The classic sociological problem of structure and agency is well exemplified in this collection. Health inequality research needs to acknowledge that it is not just the nature of the social environment, but its dynamics which must be understood. Modern industrial economies work by getting at least some people to produce more than the value of the wages they are paid. This surplus is retained by employers (or ruling bureaucracies) and forms the basis of profit, the driving mechanism of the economic system. The fact that some citizens are poorer than others is therefore not an accident of bad planning or even individual greed. The reason for increasing numbers of ‘excluded’ people in late 20th century advanced industrial society is the increasing power of technology to produce ever more goods with ever fewer human workers. One result is ‘social exclusion’. Like the Native Americans in the 19th century (Higgs and Scambler 1998), the traditional (especially male) working class is becoming surplus to economic requirements in the late 20th century.
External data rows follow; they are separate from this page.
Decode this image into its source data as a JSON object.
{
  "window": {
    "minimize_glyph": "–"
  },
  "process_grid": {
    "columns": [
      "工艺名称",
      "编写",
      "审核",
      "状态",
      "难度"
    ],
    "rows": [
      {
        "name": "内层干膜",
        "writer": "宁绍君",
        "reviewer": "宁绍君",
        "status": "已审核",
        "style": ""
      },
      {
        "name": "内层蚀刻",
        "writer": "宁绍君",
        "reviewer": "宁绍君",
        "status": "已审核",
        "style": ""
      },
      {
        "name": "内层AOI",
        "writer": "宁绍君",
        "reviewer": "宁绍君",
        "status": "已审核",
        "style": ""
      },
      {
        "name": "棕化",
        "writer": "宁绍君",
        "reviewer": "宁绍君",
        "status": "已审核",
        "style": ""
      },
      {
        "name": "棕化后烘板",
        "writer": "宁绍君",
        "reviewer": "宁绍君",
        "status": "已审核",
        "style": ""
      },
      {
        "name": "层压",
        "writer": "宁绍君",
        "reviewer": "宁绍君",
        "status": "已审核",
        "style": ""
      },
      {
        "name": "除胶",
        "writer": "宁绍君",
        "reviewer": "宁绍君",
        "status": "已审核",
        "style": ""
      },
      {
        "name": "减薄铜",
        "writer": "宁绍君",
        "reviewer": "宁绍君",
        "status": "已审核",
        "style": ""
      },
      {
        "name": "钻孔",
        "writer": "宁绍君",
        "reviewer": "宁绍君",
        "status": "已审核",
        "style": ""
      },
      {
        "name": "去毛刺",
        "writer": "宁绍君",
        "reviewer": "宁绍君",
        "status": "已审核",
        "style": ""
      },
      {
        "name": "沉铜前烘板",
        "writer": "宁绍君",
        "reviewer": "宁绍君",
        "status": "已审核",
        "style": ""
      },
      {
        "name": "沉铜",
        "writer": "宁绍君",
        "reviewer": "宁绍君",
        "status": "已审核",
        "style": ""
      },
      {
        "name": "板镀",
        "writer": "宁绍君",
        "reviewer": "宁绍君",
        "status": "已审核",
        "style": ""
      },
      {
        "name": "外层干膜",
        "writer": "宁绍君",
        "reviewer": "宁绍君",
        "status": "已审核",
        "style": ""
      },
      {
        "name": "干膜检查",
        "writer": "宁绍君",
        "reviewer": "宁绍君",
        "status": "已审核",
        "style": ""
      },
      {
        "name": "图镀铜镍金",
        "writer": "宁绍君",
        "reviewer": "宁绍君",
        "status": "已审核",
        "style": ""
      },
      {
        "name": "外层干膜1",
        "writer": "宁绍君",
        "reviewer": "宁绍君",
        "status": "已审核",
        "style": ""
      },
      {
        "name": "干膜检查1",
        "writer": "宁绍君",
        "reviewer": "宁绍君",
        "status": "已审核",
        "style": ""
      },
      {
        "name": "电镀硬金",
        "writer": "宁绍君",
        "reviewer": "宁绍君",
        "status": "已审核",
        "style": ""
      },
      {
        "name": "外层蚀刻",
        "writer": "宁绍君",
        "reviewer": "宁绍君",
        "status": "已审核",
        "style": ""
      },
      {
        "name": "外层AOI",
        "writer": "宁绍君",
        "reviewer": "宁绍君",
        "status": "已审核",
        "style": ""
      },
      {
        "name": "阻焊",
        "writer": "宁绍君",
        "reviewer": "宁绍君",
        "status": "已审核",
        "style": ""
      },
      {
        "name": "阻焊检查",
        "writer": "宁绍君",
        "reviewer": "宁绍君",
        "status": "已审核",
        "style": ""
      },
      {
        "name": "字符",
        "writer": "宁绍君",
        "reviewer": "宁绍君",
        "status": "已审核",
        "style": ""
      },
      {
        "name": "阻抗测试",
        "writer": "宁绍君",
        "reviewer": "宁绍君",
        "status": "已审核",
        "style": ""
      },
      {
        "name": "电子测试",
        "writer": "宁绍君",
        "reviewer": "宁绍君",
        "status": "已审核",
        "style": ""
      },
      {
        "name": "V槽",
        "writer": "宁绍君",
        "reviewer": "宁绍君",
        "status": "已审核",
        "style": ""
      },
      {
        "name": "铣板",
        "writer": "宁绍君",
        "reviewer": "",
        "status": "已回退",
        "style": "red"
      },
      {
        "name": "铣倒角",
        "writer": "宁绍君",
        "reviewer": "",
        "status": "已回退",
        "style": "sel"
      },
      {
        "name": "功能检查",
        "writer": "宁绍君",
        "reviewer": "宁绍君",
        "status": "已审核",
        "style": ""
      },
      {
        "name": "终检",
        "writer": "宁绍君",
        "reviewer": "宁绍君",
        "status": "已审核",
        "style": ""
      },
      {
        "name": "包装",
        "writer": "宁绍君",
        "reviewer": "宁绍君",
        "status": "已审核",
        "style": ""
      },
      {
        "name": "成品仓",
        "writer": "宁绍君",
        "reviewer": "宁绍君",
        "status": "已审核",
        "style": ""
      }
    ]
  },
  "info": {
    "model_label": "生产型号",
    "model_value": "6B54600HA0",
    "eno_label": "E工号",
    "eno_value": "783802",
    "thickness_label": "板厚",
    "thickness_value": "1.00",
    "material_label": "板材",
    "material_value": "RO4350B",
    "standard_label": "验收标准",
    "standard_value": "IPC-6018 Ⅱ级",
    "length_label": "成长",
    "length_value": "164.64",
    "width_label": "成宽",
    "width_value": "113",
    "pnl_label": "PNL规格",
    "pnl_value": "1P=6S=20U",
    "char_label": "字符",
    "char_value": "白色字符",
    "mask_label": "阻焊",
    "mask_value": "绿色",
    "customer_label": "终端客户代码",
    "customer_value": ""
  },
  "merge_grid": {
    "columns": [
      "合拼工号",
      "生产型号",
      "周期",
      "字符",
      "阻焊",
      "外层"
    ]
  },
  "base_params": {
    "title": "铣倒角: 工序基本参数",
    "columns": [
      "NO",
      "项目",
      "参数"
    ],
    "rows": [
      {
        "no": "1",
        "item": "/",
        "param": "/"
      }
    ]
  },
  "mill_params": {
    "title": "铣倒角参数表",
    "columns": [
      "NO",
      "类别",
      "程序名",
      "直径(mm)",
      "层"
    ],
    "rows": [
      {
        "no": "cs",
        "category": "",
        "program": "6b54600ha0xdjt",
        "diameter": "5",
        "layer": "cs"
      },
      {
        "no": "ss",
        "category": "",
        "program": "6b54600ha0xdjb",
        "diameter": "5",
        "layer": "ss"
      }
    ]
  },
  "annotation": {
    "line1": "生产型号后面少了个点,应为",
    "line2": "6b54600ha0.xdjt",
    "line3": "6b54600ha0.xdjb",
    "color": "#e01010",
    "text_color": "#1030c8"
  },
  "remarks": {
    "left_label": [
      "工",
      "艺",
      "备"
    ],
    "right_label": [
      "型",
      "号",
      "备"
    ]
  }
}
The native American people were confined to reservations and granted small amounts of land and welfare payments: significantly the destruction of their communities was brought about in its later phases not by overt genocide but by the health consequences of utter demoralisation. Although inequality may take new forms, the chapters in this book show the implausibility of the idea that ‘class has disappeared’. They add to the evidence of large social differences in quality of residential environment, political attitudes, voting, car and home ownership as well as the very different patterns of educational and career attainment among children from different social backgrounds. People from mining areas may no longer wear cloth caps, but the waning of stereotyped cultural signals co-exists with a wide belief that class distinction is alive and well in Britain today (Marshall et al. 1988).